Prepare more examples from Wu et al. (2019).

1. genes.gtf file

   The genes.gtf file was from Saccharomyces cerevisiae, and can be downloaded
   from http://uswest.ensembl.org/Saccharomyces_cerevisiae/Info/Index

2. Ribo-seq data (yeast) from SRA:
   WT_CHX1 (GSM3168380; SRR7241903)
   WT_CHX2 (GSM3168381; SRR7241904)
   eRF1_deple􏰁􏰊n CHX replicate 1 (GSM3168385; SRR7241908)
   eRF1_deple􏰁􏰊n CHX replicate 2 (GSM3168386; SRR7241909)

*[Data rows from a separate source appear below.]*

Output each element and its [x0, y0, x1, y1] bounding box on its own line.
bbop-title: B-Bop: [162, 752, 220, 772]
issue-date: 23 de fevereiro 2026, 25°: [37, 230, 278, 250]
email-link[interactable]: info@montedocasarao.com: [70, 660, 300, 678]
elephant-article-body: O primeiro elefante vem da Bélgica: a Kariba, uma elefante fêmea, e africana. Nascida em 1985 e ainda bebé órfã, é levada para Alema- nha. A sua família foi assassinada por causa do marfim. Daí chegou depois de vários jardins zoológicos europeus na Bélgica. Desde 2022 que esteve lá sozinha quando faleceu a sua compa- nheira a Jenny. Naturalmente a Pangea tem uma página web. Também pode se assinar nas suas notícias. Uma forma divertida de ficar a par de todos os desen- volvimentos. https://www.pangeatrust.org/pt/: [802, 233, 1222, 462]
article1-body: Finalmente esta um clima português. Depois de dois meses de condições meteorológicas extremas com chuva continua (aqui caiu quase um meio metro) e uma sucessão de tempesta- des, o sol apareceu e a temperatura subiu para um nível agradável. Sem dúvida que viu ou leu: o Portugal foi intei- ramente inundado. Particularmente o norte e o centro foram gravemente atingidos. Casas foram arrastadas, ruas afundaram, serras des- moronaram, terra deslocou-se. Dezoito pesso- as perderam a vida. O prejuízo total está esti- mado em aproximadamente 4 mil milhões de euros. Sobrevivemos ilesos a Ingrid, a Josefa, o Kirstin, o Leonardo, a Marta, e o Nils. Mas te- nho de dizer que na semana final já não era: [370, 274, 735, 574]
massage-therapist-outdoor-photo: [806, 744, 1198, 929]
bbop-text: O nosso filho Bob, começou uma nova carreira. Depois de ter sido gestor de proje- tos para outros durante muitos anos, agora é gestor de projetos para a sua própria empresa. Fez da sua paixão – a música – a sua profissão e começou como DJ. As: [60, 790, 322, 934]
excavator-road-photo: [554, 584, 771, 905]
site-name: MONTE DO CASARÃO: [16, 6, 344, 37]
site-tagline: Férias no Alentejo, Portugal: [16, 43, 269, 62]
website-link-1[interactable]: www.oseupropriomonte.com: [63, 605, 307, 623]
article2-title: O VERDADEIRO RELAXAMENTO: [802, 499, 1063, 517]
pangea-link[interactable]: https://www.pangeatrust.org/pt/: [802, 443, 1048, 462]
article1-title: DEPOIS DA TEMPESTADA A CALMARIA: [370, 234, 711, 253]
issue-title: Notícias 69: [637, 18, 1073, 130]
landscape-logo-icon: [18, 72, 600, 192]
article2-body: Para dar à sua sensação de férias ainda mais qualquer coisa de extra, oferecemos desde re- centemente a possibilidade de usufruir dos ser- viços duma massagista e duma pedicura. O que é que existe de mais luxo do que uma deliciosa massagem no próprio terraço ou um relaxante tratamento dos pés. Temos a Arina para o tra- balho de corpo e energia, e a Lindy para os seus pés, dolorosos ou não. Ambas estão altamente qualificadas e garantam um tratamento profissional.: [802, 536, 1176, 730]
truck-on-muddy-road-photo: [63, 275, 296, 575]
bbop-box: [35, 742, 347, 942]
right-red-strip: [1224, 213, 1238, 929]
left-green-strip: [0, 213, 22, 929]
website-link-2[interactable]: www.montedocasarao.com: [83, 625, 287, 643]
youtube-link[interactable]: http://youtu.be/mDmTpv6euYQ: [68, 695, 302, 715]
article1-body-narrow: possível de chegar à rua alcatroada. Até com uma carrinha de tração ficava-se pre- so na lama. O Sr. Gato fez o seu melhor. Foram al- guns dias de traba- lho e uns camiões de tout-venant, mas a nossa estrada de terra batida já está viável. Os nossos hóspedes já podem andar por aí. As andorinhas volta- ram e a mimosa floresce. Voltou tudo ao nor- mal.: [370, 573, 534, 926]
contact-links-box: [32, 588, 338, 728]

   Run the following scripts in the command line. These are single
   end reads.

   > fastq-dump -I --gzip SRR7241903
   > fastq-dump -I --gzip SRR7241904
   > fastq-dump -I --gzip SRR7241908
   > fastq-dump -I --gzip SRR7241909

3. Trim adaptors from reads

   Use Cutadapt, ver1.14, to trim 3’ adaptors from reads, with all data
   showing > 90% of reads with adaptors.

   > cutadapt -q 10 -a CTGTAGGCACCATCAAT -o SRR7241903_trimmed.fastq.gz \
   SRR7241903.fastq.gz
   > cutadapt -q 10 -a CTGTAGGCACCATCAAT -o SRR7241904_trimmed.fastq.gz \
   SRR7241904.fastq.gz
   > cutadapt -q 10 -a CTGTAGGCACCATCAAT -o SRR7241908_trimmed.fastq.gz \
   SRR7241908.fastq.gz
   > cutadapt -q 10 -a CTGTAGGCACCATCAAT -o SRR7241909_trimmed.fastq.gz \
   SRR7241909.fastq.gz

4. Align the Ribo-seq reads to yeast RNA

   User can use useBowtie2 or STAR or other alignment tools for this step.
   Suppose the alignment output as SRR7241903.bam, SRR7241904.bam,
   SRR7241908.bam, and SRR7241909.bam respectively.

5. Filter reads

   Filter read length to only include reads 20 to 32 nucleotides in length
   using samtools and awk, using the following snippet:

   > samtools view -h SRR7241903.bam | awk ’length($10)<33 {print}’ | \
   awk ’length($10)>19 {print}’ > SRR7241903_filtered.bam
   > samtools view -h SRR7241904.bam | awk ’length($10)<33 {print}’ | \
   awk ’length($10)>19 {print}’ > SRR7241904_filtered.bam
   > samtools view -h SRR7241908.bam | awk ’length($10)<33 {print}’ | \
   awk ’length($10)>19 {print}’ > SRR7241908_filtered.bam
   > samtools view -h SRR7241909.bam | awk ’length($10)<33 {print}’ | \
   awk ’length($10)>19 {print}’ > SRR7241909_filtered.bam

   Now genes.gtf and .bam files are ready to use.